Le groupe social-démocrate au Parlement européen a présenté, mercredi 23 janvier, cinq recommandations pour permettre de lutter encore plus efficacement dans l'Union européenne contre les stratégies d'évitement fiscal qui feraient perdre au moins 825 milliards d'euros aux trésors publics nationaux chaque année.
Ces recommandations adressées aux États membres, que les sociaux-démocrates entendent inclure dans leur programme de campagne en vue des élections européennes, sont les suivantes : - fixer à 18 %, au lieu de 15 % observé actuellement, le niveau minimum de taxation effective des entreprises ; - analyser avec précision l'écart entre les impôts et taxes dus et les revenus réellement perçus ('tax gap') ; - proposer des règles permettant de mettre fin aux pratiques fiscales dommageables ; - assurer le suivi de la récente proposition visant à supprimer progressivement l'unanimité requise pour les décisions fiscales au Conseil de l'UE (EUROPE 12172) ; - affiner les critères de la liste européenne des paradis fiscaux, notamment ceux à taux d'imposition nuls.

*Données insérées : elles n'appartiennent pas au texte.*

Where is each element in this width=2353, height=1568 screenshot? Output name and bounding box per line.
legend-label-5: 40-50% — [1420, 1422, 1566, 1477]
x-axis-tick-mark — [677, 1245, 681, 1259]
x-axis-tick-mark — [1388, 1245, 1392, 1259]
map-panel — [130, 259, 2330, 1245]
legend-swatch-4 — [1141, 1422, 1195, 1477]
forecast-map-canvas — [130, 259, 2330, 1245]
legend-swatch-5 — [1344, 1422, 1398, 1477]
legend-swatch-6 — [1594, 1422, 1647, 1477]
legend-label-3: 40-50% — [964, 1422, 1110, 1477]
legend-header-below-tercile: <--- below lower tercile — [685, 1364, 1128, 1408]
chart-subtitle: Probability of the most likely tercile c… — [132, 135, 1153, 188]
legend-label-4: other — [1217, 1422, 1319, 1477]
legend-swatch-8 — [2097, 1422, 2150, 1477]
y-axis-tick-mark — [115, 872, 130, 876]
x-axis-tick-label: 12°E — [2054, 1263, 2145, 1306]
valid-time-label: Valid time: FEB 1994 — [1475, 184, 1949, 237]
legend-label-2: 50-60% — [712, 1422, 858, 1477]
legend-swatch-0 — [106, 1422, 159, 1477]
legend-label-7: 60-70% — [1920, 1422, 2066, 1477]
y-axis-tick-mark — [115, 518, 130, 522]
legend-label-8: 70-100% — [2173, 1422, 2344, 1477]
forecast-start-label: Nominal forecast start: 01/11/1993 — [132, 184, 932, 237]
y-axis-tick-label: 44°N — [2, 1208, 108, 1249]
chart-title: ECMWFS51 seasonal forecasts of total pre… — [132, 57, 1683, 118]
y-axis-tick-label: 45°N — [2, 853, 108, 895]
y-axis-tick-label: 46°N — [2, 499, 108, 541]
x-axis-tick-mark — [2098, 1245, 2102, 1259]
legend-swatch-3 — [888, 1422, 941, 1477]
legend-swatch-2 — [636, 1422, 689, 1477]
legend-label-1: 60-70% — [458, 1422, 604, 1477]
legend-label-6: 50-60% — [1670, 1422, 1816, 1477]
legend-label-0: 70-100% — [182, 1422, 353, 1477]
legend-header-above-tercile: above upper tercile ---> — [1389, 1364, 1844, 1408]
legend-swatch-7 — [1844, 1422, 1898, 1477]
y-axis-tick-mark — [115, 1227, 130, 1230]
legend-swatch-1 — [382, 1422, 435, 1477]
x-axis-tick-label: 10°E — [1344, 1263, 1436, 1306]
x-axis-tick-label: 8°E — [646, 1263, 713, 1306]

Le groupe S&D reconnaît que, grâce à la pression exercée, les réformes entreprises au niveau de l'UE - encadrement des rescrits fiscaux ('tax rulings'), échange automatique d'informations entre administrations fiscales, directive 'anti-évitement fiscal' - ont produit des résultats positifs. Par rapport à un exercice similaire entrepris en 2012, l'évitement fiscal et l'évasion fiscale auraient diminué de 11,7 %.
« Mais si l'on veut des services publics, quelqu'un doit les financer », a considéré le leader du groupe, Udo Bullmann, devant quelques journalistes.
Le même jour, les sociaux-démocrates ont dévoilé une étude pilotée par le professeur Richard Murphy, directeur de Tax Research LLP, visant à mesurer le manque à gagner fiscal ('tax gap') selon les États membres. D'après cette étude, en valeurs relatives, ce phénomène est le plus répandu en Roumanie. En valeurs absolues, ce sont l'Italie, la France et l'Allemagne qui sont les plus touchées.